Screening virulence factors of porcine extraintestinal pathogenic Escherichia coli (an emerging pathotype) required for optimal growth in swine blood.

Porcine extraintestinal pathogenic Escherichia coli (ExPEC) is occurring with increasing frequency in China, which causes acute septicemia and sudden death in pigs leading to significant economic losses. Bacterial survival and even proliferation within host bloodstream are a common manifestation of a number of bacterial septicemias, including porcine ExPEC diseases.
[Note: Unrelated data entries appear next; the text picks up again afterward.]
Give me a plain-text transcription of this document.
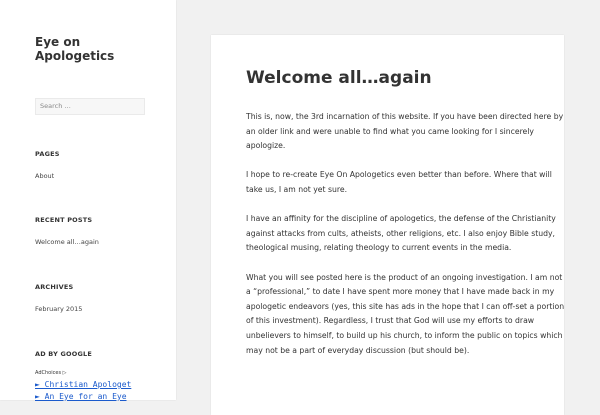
Eye on Apologetics
Search …
PAGES
About
RECENT POSTS
Welcome all…again
ARCHIVES
February 2015
AD BY GOOGLE
AdChoices ▷
► Christian Apologet
► An Eye for an Eye
Welcome all…again

This is, now, the 3rd incarnation of this website. If you have been directed here by an older link and were unable to find what you came looking for I sincerely apologize.

I hope to re-create Eye On Apologetics even better than before. Where that will take us, I am not yet sure.

I have an affinity for the discipline of apologetics, the defense of the Christianity against attacks from cults, atheists, other religions, etc. I also enjoy Bible study, theological musing, relating theology to current events in the media.

What you will see posted here is the product of an ongoing investigation. I am not a “professional,” to date I have spent more money that I have made back in my apologetic endeavors (yes, this site has ads in the hope that I can off-set a portion of this investment). Regardless, I trust that God will use my efforts to draw unbelievers to himself, to build up his church, to inform the public on topics which may not be a part of everyday discussion (but should be).
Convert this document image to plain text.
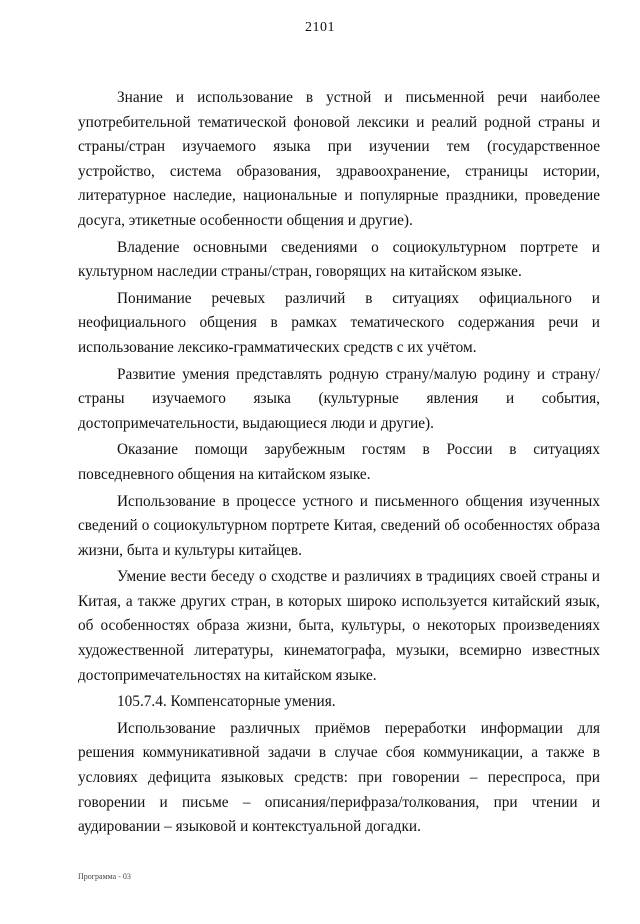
2101

Знание и использование в устной и письменной речи наиболее употребительной тематической фоновой лексики и реалий родной страны и страны/стран изучаемого языка при изучении тем (государственное устройство, система образования, здравоохранение, страницы истории, литературное наследие, национальные и популярные праздники, проведение досуга, этикетные особенности общения и другие).

Владение основными сведениями о социокультурном портрете и культурном наследии страны/стран, говорящих на китайском языке.

Понимание речевых различий в ситуациях официального и неофициального общения в рамках тематического содержания речи и использование лексико-грамматических средств с их учётом.

Развитие умения представлять родную страну/малую родину и страну/страны изучаемого языка (культурные явления и события, достопримечательности, выдающиеся люди и другие).

Оказание помощи зарубежным гостям в России в ситуациях повседневного общения на китайском языке.

Использование в процессе устного и письменного общения изученных сведений о социокультурном портрете Китая, сведений об особенностях образа жизни, быта и культуры китайцев.

Умение вести беседу о сходстве и различиях в традициях своей страны и Китая, а также других стран, в которых широко используется китайский язык, об особенностях образа жизни, быта, культуры, о некоторых произведениях художественной литературы, кинематографа, музыки, всемирно известных достопримечательностях на китайском языке.

105.7.4. Компенсаторные умения.

Использование различных приёмов переработки информации для решения коммуникативной задачи в случае сбоя коммуникации, а также в условиях дефицита языковых средств: при говорении – переспроса, при говорении и письме – описания/перифраза/толкования, при чтении и аудировании – языковой и контекстуальной догадки.

Программа - 03
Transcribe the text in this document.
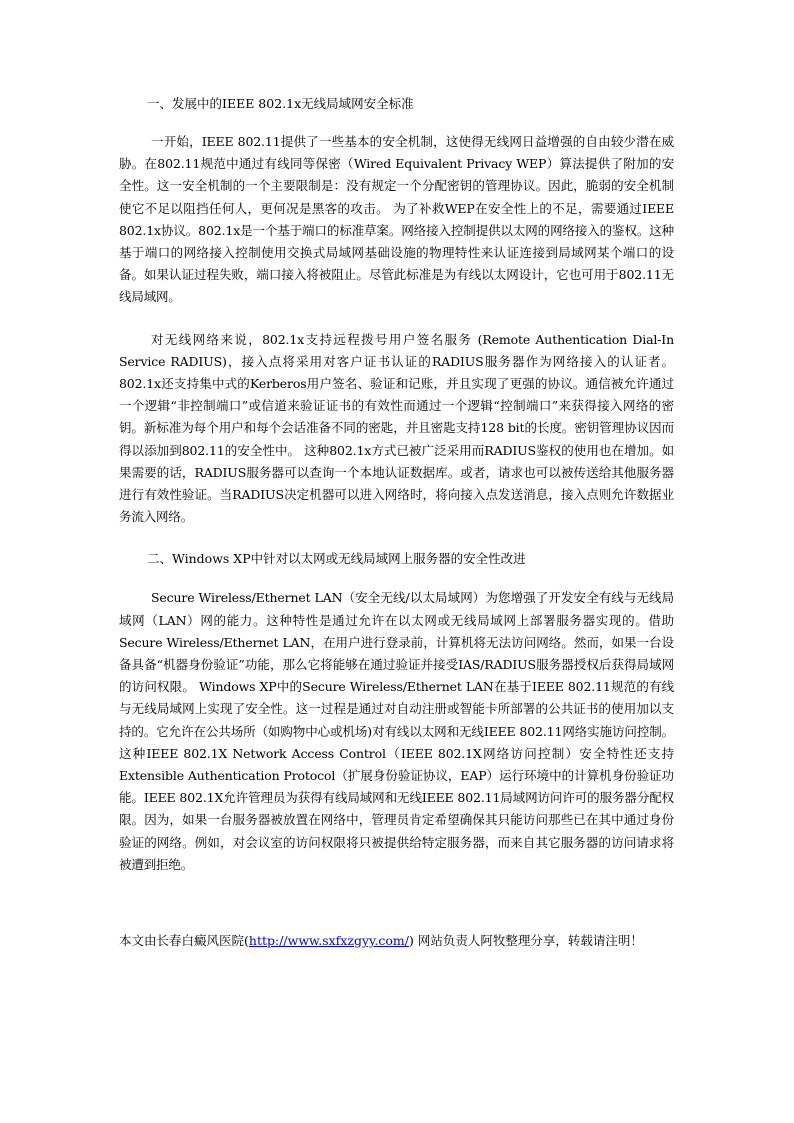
一、发展中的IEEE 802.1x无线局域网安全标准

一开始，IEEE 802.11提供了一些基本的安全机制，这使得无线网日益增强的自由较少潜在威胁。在802.11规范中通过有线同等保密（Wired Equivalent Privacy WEP）算法提供了附加的安全性。这一安全机制的一个主要限制是：没有规定一个分配密钥的管理协议。因此，脆弱的安全机制使它不足以阻挡任何人，更何况是黑客的攻击。 为了补救WEP在安全性上的不足，需要通过IEEE 802.1x协议。802.1x是一个基于端口的标准草案。网络接入控制提供以太网的网络接入的鉴权。这种基于端口的网络接入控制使用交换式局域网基础设施的物理特性来认证连接到局域网某个端口的设备。如果认证过程失败，端口接入将被阻止。尽管此标准是为有线以太网设计，它也可用于802.11无线局域网。

对无线网络来说，802.1x支持远程拨号用户签名服务 (Remote Authentication Dial-In Service RADIUS)，接入点将采用对客户证书认证的RADIUS服务器作为网络接入的认证者。802.1x还支持集中式的Kerberos用户签名、验证和记账，并且实现了更强的协议。通信被允许通过一个逻辑“非控制端口”或信道来验证证书的有效性而通过一个逻辑“控制端口”来获得接入网络的密钥。新标准为每个用户和每个会话准备不同的密匙，并且密匙支持128 bit的长度。密钥管理协议因而得以添加到802.11的安全性中。 这种802.1x方式已被广泛采用而RADIUS鉴权的使用也在增加。如果需要的话，RADIUS服务器可以查询一个本地认证数据库。或者，请求也可以被传送给其他服务器进行有效性验证。当RADIUS决定机器可以进入网络时，将向接入点发送消息，接入点则允许数据业务流入网络。

二、Windows XP中针对以太网或无线局域网上服务器的安全性改进

Secure Wireless/Ethernet LAN（安全无线/以太局域网）为您增强了开发安全有线与无线局域网（LAN）网的能力。这种特性是通过允许在以太网或无线局域网上部署服务器实现的。借助Secure Wireless/Ethernet LAN，在用户进行登录前，计算机将无法访问网络。然而，如果一台设备具备“机器身份验证”功能，那么它将能够在通过验证并接受IAS/RADIUS服务器授权后获得局域网的访问权限。 Windows XP中的Secure Wireless/Ethernet LAN在基于IEEE 802.11规范的有线与无线局域网上实现了安全性。这一过程是通过对自动注册或智能卡所部署的公共证书的使用加以支持的。它允许在公共场所（如购物中心或机场)对有线以太网和无线IEEE 802.11网络实施访问控制。这种IEEE 802.1X Network Access Control（IEEE 802.1X网络访问控制）安全特性还支持Extensible Authentication Protocol（扩展身份验证协议，EAP）运行环境中的计算机身份验证功能。IEEE 802.1X允许管理员为获得有线局域网和无线IEEE 802.11局域网访问许可的服务器分配权限。因为，如果一台服务器被放置在网络中，管理员肯定希望确保其只能访问那些已在其中通过身份验证的网络。例如，对会议室的访问权限将只被提供给特定服务器，而来自其它服务器的访问请求将被遭到拒绝。

本文由长春白癜风医院(http://www.sxfxzgyy.com/) 网站负责人阿牧整理分享，转载请注明！
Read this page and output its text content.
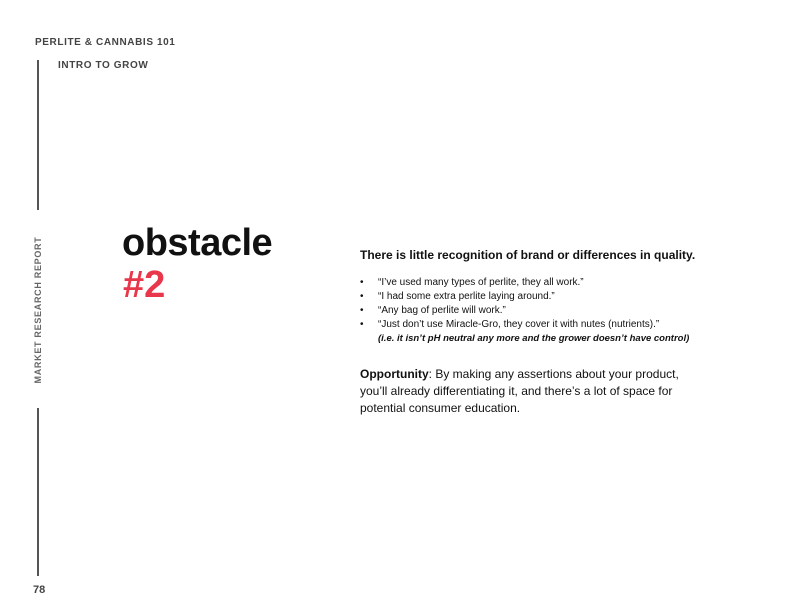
PERLITE & CANNABIS 101
INTRO TO GROW
MARKET RESEARCH REPORT
78
obstacle
#2

There is little recognition of brand or differences in quality.

• “I’ve used many types of perlite, they all work.”
• “I had some extra perlite laying around.”
• “Any bag of perlite will work.”
• “Just don’t use Miracle-Gro, they cover it with nutes (nutrients).”
(i.e. it isn’t pH neutral any more and the grower doesn’t have control)

Opportunity: By making any assertions about your product, you’ll already differentiating it, and there’s a lot of space for potential consumer education.
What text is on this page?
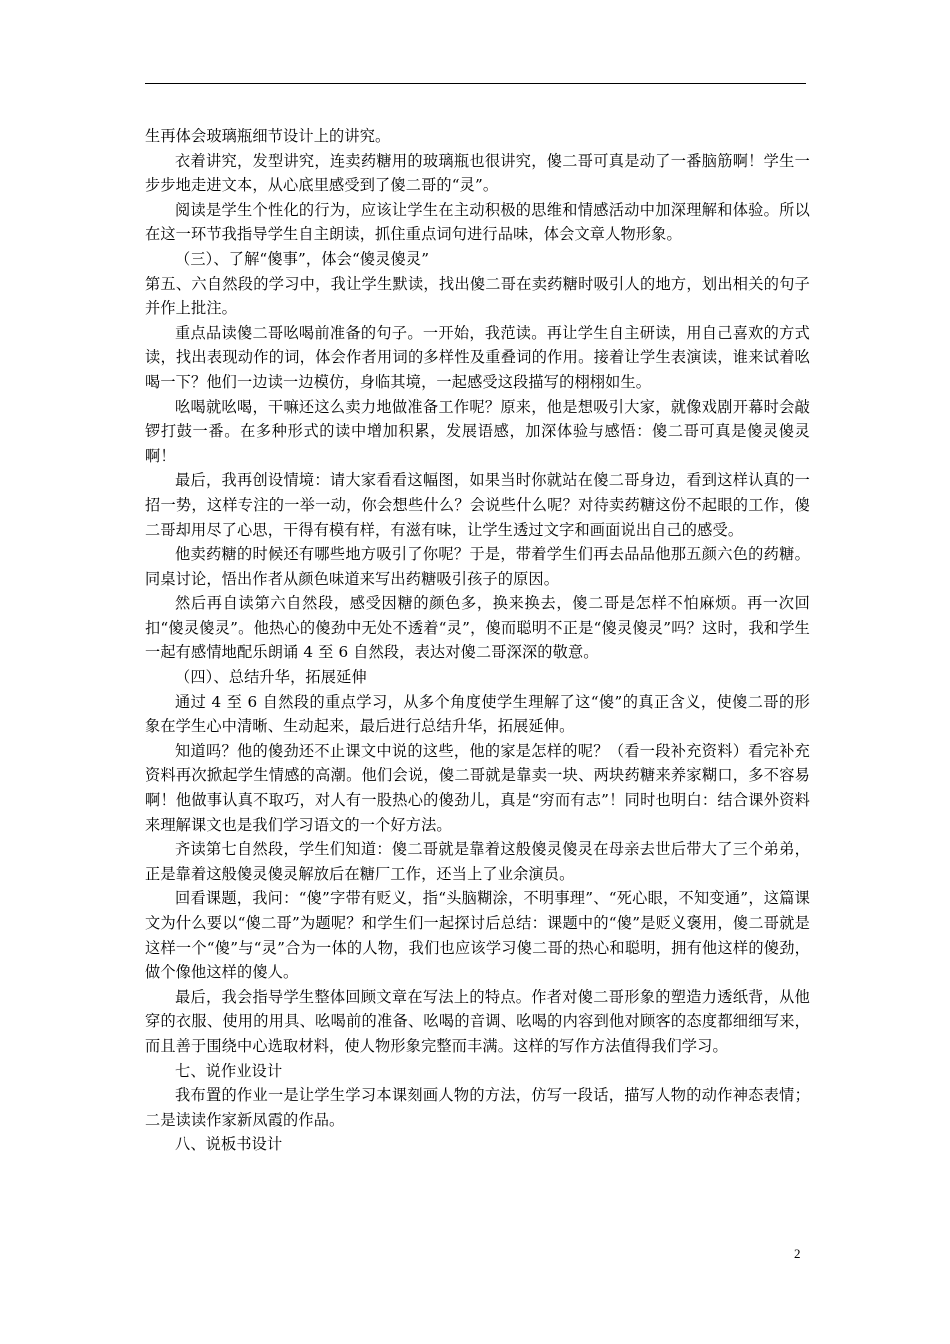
生再体会玻璃瓶细节设计上的讲究。

衣着讲究，发型讲究，连卖药糖用的玻璃瓶也很讲究，傻二哥可真是动了一番脑筋啊！学生一步步地走进文本，从心底里感受到了傻二哥的“灵”。

阅读是学生个性化的行为，应该让学生在主动积极的思维和情感活动中加深理解和体验。所以在这一环节我指导学生自主朗读，抓住重点词句进行品味，体会文章人物形象。

（三）、了解“傻事”，体会“傻灵傻灵”

第五、六自然段的学习中，我让学生默读，找出傻二哥在卖药糖时吸引人的地方，划出相关的句子并作上批注。

重点品读傻二哥吆喝前准备的句子。一开始，我范读。再让学生自主研读，用自己喜欢的方式读，找出表现动作的词，体会作者用词的多样性及重叠词的作用。接着让学生表演读，谁来试着吆喝一下？他们一边读一边模仿，身临其境，一起感受这段描写的栩栩如生。

吆喝就吆喝，干嘛还这么卖力地做准备工作呢？原来，他是想吸引大家，就像戏剧开幕时会敲锣打鼓一番。在多种形式的读中增加积累，发展语感，加深体验与感悟：傻二哥可真是傻灵傻灵啊！

最后，我再创设情境：请大家看看这幅图，如果当时你就站在傻二哥身边，看到这样认真的一招一势，这样专注的一举一动，你会想些什么？会说些什么呢？对待卖药糖这份不起眼的工作，傻二哥却用尽了心思，干得有模有样，有滋有味，让学生透过文字和画面说出自己的感受。

他卖药糖的时候还有哪些地方吸引了你呢？于是，带着学生们再去品品他那五颜六色的药糖。同桌讨论，悟出作者从颜色味道来写出药糖吸引孩子的原因。

然后再自读第六自然段，感受因糖的颜色多，换来换去，傻二哥是怎样不怕麻烦。再一次回扣“傻灵傻灵”。他热心的傻劲中无处不透着“灵”，傻而聪明不正是“傻灵傻灵”吗？这时，我和学生一起有感情地配乐朗诵 4 至 6 自然段，表达对傻二哥深深的敬意。

（四）、总结升华，拓展延伸

通过 4 至 6 自然段的重点学习，从多个角度使学生理解了这“傻”的真正含义，使傻二哥的形象在学生心中清晰、生动起来，最后进行总结升华，拓展延伸。

知道吗？他的傻劲还不止课文中说的这些，他的家是怎样的呢？（看一段补充资料）看完补充资料再次掀起学生情感的高潮。他们会说，傻二哥就是靠卖一块、两块药糖来养家糊口，多不容易啊！他做事认真不取巧，对人有一股热心的傻劲儿，真是“穷而有志”！同时也明白：结合课外资料来理解课文也是我们学习语文的一个好方法。

齐读第七自然段，学生们知道：傻二哥就是靠着这般傻灵傻灵在母亲去世后带大了三个弟弟，正是靠着这般傻灵傻灵解放后在糖厂工作，还当上了业余演员。

回看课题，我问：“傻”字带有贬义，指“头脑糊涂，不明事理”、“死心眼，不知变通”，这篇课文为什么要以“傻二哥”为题呢？和学生们一起探讨后总结：课题中的“傻”是贬义褒用，傻二哥就是这样一个“傻”与“灵”合为一体的人物，我们也应该学习傻二哥的热心和聪明，拥有他这样的傻劲，做个像他这样的傻人。

最后，我会指导学生整体回顾文章在写法上的特点。作者对傻二哥形象的塑造力透纸背，从他穿的衣服、使用的用具、吆喝前的准备、吆喝的音调、吆喝的内容到他对顾客的态度都细细写来，而且善于围绕中心选取材料，使人物形象完整而丰满。这样的写作方法值得我们学习。

七、说作业设计

我布置的作业一是让学生学习本课刻画人物的方法，仿写一段话，描写人物的动作神态表情；二是读读作家新凤霞的作品。

八、说板书设计

2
However, the underlying pathogenesis for this novel pathotype of ExPEC has not been explored deeply. Here, we used a conjunction with transposon mutagenesis to identify the mechanisms of bacterial fitness involved in optimal growth of porcine ExPEC in swine serum ex vivo under static culture. Our work identified 28 genes involved in nucleotide biosynthesis, extracellular polysaccharide biosynthesis, regulators Fur and FNR, acid/zinc resistance, and Deley-Douderoff carbon metabolism that are required for the serum fitness. Subsequent functional analyses revealed that either interruption of de novo nucleotide biosynthesis or blocking of several extracellular polysaccharide biosynthesis including O2-antigen, Lipid A-core, and ECA significantly affect porcine ExPEC's growth in swine serum and proliferation in host bloodstream. Furthermore, the reasonable regulations of iron and anaerobic metabolisms in response to host stimuli by global regulators Fur and FNR also play key roles during systemic infection of porcine ExPEC. These findings provide compelling evidences that de novo nucleotide biosynthesis may enable porcine ExPEC to adapt to swine blood-specific nutrient availability, and the effective assembly of O-antigen, lipid A-core, and ECA is required to resist the bactericidal activity of swine serum. These studies contribute to better understand the underlying mechanisms employed by porcine ExPEC to survive, grow in the swine bloodstream, and cause disease. These related factors may serve as therapeutic targets for countering or preventing ExPEC serum resistance in the clinic.